Further improvements in nanodetection mapping precision have been obtained using a dual objective arrangement and astigmatic imaging in what is called dual-objective 3D STORM. A dissymmetry is introduced into the PSF that enables higher precision measurement of the positions of individual molecules to within 10 nm laterally and 20 nm axially. The results in Figure 9 show the measured layout of individual actin filaments in a COS-7 cell, well illustrating the finer detail achievable together with the valuable depth information available that helps in the understanding of the structural organization of the actin cytoskeleton.54 Bleaching (or blinking) assisted localization microscopy (BALM) is another single molecule detection imaging technique similar to PALM and STORM. BALM is based on the intrinsic bleaching and blinking behavior of single fluorescent molecules which are detected by acquiring a stack of fluorescence images and subtracting each image from the previous one. A Gaussian fit is then used to determine the lateral localization to within 50 nm.55,56

Figure 9 Dual-objective 3D STORM for resolving individual actin filaments in a COS-7 cell.
Notes: (A) Dual-objective STORM image of actin filaments (labeled with Alexa 647-phalloidin). The z-positions are color-coded according to the color bar, with violet indicating positions closest to the substratum and red indicating farthest. (B) Close-up of the boxed region in (A). (C) STORM image of the same area obtained by using only the information collected by Objective 1 of the dual-objective setup. (D) Conventional fluorescence image of the same area. (E) The cross-sectional profile of eight filaments overlaid by the center of each filament. The red line is a Gaussian fit with FWHM of 12 nm. (F) The cross-sectional profiles for two nearby filaments in (B) and (C) (white arrows). The gray bars correspond to the dual-objective images in (B) and the red line corresponds to the single-objective image in (C). Scale bars: 2 μm for A, 500 nm for (BD). Reprinted by permission from Macmillan Publishers Ltd: Nature Methods, Xu K, Babcock HP, Zhuang X. Dual-objective STORM reveals three-dimensional filament organization in the actin cytoskeleton. Nat Methods. 2012;9(2):185–188, Copyright © 2012.54
Abbreviations: STORM, stochastic optical reconstruction microscopy; FWHM, full width at half maximum.

Conclusion

In this review we have underlined some of the emerging techniques in optical nanoscopy for imaging, measurement, and characterization in biophysics and medical applications. We have presented a classification scheme that is useful to help in understanding the many different techniques that exist. Two particular categories have been underlined, superresolution techniques and nanodetection techniques. Superresolution allows a real improvement in lateral resolution to provide finer details, and this has been illustrated with TDM for high resolution imaging of diatoms and scattering lens microscopy for cell imaging in vivo. The second category, concerning nanodetection, although limited by diffraction, nonetheless allows the detection, observation, or measurement of different types of nanostructures. This category has been illustrated with different techniques based on contrast, phase, deconvolution, and nanomarkers. Contrast based techniques such as SEEC has been used to visualize the very thin layers of slime to study bacterial motility and strobed phase-contrast microscopy has been used to study the complex dynamic vibration modes on 5-nm-thick vesicle membranes. By measuring the phase in real time, CSI allows the nanometric roughness measurement of cells to high accuracy and QWLSI, nanostructures within cells. Finally, the use of nanomarkers in the form of AuNP and fluorophores when used stochastically together with superlocalization techniques demonstrate how the finer 10–20 nm details of intracellular structures can be mapped out in 3D.

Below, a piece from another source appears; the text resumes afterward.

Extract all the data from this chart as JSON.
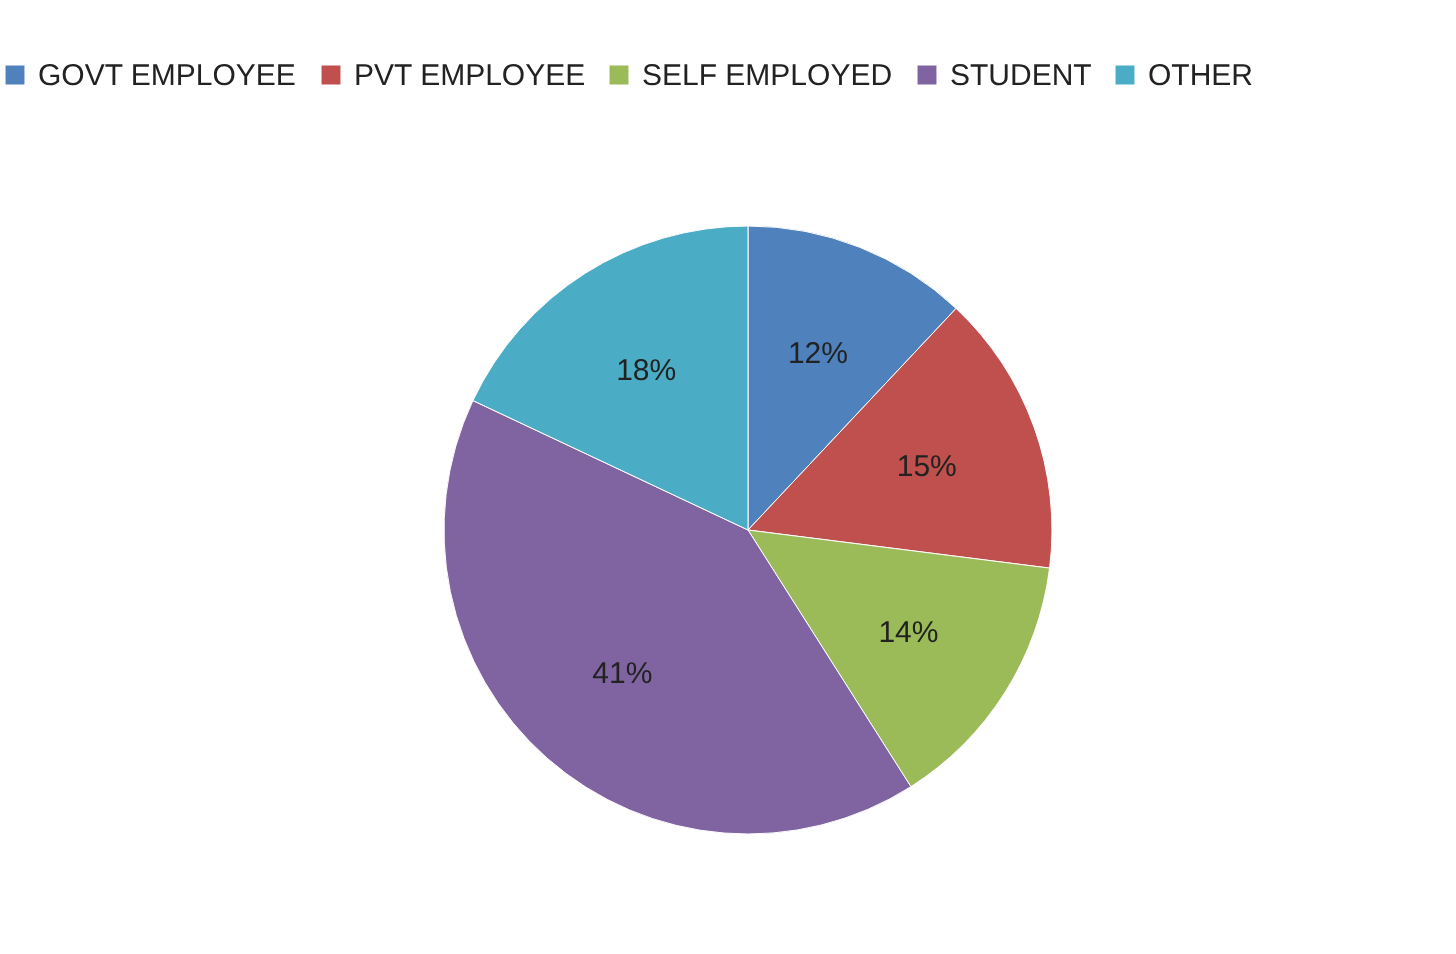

Both superresolution and nanodetection are thus increasingly being used for nanoimaging and characterization in many different fields of biophysics and medicine, while retaining all the advantages of far-field optical imaging such as a wide-field, real-time operation, and high data acquisition. Some fundamental and technological challenges remain in optical nanoscopy. Near-infrared based deep tissue imaging remains a fundamental challenge due to the problem of light scattering in diffuse materials which reduces the resolution. Solutions could be found with FF-OCT or scattering lens methods or temporal imaging. Improvements in signal and image processing could also be found with correlative techniques or those based on energy operators. The use of adaptive optics and the combination of several different imaging techniques would also help to move toward “intelligent” nanoscopy in which one goal would be to improve internal structural identification without labeling. Finally, miniaturizing the probe heads using dedicated MOEMS (Micro-Opto-Electro-Mechanical Systems) would be a way forward to handheld or optical fiber based systems for endoscopic use in medical imaging.

Acknowledgments

Thanks are extended to M Guellil (ICube, Strasbourg, France), O Haeberlé and B Simon (MIPS, Mulhouse, France), V Vitkova (BAS, Sofia, Bulgaria), N Médard (Nanolane, France), Z Serra (Phasics, Palaiseau, France), and K Xu (Howard Hughes Medical Institute, Harvard University, Cambridge, MA, USA) for permission to use their material in this review.

Disclosure

The authors report no conflicts of interest in this work.


References

1.

Pecheva E, Montgomery P, Montaner D, Pramatarova L. White light scanning interferometry adapted for large-area optical analysis of thick and rough hydroxyapatite layers. Langmuir. 2007;23(7):3912–3918.

2.

Dubois A. Full-field optical coherence microscopy: technology and applications. Singapore: Pan Stanford Publishing, in press; 2015.

3.

Ehrenberg M. Super-resolved fluorescence microscopy. In: The Royal Swedish Academy of Sciences. Stockholm, Sweden; 2014.

4.

Klar TA, Jakobs S, Dyba M, Egner A, Hell SW. Fluorescence microscopy with diffraction resolution barrier broken by stimulated emission. Proc Natl Acad Sci U S A. 2000;97(15):8206–8210.

5.

Betzig E, Patterson GH, Sougrat R, et al. Imaging intracellular fluorescent proteins at nanometer resolution. Science. 2006;313(5793):1642–1645.

6.

Dickson RM, Cubitt AB, Tsien RY, Moerner WE. On/off blinking and switching behaviour of single molecules of green fluorescent protein. Nature. 1997;388(6640):355–358.

7.

Born M, Wolf E. Principles of Optics: Electromagnetic Theory of Propagation, Interference and Diffraction of Light. 6th ed. Oxford, England: Pergamon Press; 1980.

8.

Montgomery PC, Serio B, Anstotz F, Montaner D. Far field optical nanoscopy: how far can you go in nanometric characterization without resolving all the details? Appl Surf Sci. 2013;281:89–95.

9.

Montgomery PC. Nanoscopy: nanometre defect analysis by computer aided 3D optical imaging. Nanotechnology. 1990;1(1):54.

10.

Fillard JP. Near Field Optics and Nanoscopy. Singapore, Singapore: World Scientific; 1996.

11.

Fillard JP, Gall P, Weyher J, Asgarina M, Montgomery P. Laser scanning microtomography and selective etching: evidence of matrix microprecipitates and decoration of dislocations in SI GaAs. In: Grossmann G, Ledebo L, editors. Proceedings of the 5th Conference on Semi-Insulating III-V Materials at Malmö, Sweden. New York, NY: CRC Press; 1988:537–542.

12.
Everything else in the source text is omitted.